William C. Taylor and Polly LaBarre for The New York Times: Sure, Disney’s deal last week to acquire Pixar is about big money — how Steven P. Jobs turned a fledgling outfit that he had bought for $10 million into a juggernaut valued at $7.4 billion. And, yes, it is about a big strategic shift at the Walt Disney Company, as Robert A. Iger, the chief executive, exorcises the ghost of his predecessor, Michael D. Eisner. But it is also about the potential for big changes in how the entertainment business operates — specifically, in how major studios organize talented people to do their best work.
In the Hollywood model, the energy and investment revolves around the big idea — the script — and the fine print of the deal.

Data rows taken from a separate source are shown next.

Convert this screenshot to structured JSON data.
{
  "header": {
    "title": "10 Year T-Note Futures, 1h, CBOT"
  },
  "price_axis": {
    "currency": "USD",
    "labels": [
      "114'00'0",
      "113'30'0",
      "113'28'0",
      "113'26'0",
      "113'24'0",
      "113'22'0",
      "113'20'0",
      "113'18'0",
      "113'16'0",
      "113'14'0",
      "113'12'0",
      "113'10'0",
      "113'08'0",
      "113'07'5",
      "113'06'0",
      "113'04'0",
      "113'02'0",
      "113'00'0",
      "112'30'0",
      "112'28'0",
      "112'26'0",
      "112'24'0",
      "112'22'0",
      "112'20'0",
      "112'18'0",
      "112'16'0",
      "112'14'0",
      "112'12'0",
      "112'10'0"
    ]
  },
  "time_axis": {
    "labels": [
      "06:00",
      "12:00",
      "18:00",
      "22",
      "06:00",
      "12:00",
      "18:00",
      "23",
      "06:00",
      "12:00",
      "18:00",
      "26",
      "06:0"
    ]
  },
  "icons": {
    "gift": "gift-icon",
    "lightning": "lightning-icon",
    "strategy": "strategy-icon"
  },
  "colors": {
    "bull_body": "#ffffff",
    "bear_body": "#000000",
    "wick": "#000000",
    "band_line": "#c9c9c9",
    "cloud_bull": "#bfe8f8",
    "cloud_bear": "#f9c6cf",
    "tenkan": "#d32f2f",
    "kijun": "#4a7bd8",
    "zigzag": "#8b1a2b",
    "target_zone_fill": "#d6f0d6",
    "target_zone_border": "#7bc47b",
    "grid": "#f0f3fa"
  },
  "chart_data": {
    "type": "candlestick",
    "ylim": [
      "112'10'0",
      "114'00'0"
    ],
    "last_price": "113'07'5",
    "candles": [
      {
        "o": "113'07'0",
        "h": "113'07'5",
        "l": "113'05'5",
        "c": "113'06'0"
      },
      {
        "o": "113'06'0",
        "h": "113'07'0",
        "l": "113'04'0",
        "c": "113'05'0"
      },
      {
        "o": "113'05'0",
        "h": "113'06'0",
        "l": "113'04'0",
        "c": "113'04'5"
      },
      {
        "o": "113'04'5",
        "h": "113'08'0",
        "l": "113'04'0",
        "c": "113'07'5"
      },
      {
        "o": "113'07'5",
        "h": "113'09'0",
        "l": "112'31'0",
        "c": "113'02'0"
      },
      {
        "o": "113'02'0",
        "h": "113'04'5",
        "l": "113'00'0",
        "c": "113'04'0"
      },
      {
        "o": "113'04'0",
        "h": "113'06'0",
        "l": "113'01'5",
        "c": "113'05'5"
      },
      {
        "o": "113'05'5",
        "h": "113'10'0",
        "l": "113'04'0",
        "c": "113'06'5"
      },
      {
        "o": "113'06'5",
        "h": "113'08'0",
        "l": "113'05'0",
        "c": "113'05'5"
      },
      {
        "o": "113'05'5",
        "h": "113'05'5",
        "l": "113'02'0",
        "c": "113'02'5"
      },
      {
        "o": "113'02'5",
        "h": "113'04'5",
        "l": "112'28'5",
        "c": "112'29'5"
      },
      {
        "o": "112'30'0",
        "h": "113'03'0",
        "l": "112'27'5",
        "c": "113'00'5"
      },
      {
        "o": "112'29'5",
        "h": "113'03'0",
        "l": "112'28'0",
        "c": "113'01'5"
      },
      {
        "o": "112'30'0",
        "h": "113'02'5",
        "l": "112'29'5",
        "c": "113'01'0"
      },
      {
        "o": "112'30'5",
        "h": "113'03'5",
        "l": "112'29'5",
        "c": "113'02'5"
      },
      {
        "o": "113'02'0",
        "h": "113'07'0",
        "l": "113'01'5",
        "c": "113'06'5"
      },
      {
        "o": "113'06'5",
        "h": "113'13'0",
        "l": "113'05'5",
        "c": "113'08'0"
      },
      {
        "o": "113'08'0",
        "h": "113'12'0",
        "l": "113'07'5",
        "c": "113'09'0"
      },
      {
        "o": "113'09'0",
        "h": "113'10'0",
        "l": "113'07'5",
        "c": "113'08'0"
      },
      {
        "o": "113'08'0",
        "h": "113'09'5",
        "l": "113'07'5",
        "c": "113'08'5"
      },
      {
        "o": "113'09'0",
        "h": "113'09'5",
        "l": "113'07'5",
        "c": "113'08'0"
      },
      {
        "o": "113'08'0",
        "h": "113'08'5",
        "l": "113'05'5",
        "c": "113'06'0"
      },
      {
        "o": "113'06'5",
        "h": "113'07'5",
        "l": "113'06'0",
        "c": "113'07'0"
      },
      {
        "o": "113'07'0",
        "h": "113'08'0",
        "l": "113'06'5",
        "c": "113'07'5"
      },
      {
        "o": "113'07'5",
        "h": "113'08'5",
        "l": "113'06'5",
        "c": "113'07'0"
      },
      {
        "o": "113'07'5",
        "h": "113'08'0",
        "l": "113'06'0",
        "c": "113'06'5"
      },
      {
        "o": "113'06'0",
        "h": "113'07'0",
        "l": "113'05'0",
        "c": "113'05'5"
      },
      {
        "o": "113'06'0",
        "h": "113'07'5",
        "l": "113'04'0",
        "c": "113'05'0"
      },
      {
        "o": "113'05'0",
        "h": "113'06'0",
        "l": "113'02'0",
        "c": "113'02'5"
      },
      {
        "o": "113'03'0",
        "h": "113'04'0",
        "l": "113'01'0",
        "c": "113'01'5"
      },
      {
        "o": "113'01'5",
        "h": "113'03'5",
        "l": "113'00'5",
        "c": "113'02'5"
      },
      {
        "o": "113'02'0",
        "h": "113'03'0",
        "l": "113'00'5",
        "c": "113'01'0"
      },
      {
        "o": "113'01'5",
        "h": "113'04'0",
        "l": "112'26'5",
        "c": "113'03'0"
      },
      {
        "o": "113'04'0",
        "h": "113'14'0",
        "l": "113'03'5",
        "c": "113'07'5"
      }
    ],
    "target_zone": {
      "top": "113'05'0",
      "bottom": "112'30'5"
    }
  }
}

Highly talented people agree to terms, do their jobs, and move on to the next project. The model allows for maximum flexibility, to be sure, but it inspires minimum loyalty and endless jockeying for advantage.
Turn that model on its head and you get the Pixar version: a tightknit company of long-term collaborators who stick together, learn from one another and strive to improve with every production.
Randy S. Nelson, dean of Pixar University said, “We’ve made the leap from an idea-centered business to a people-centered business. Instead of developing ideas, we develop people. Instead of investing in ideas, we invest in people. We’re trying to create a culture of learning, filled with lifelong learners. It’s no trick for talented people to be interesting, but it’s a gift to be interested. We want an organization filled with interested people.”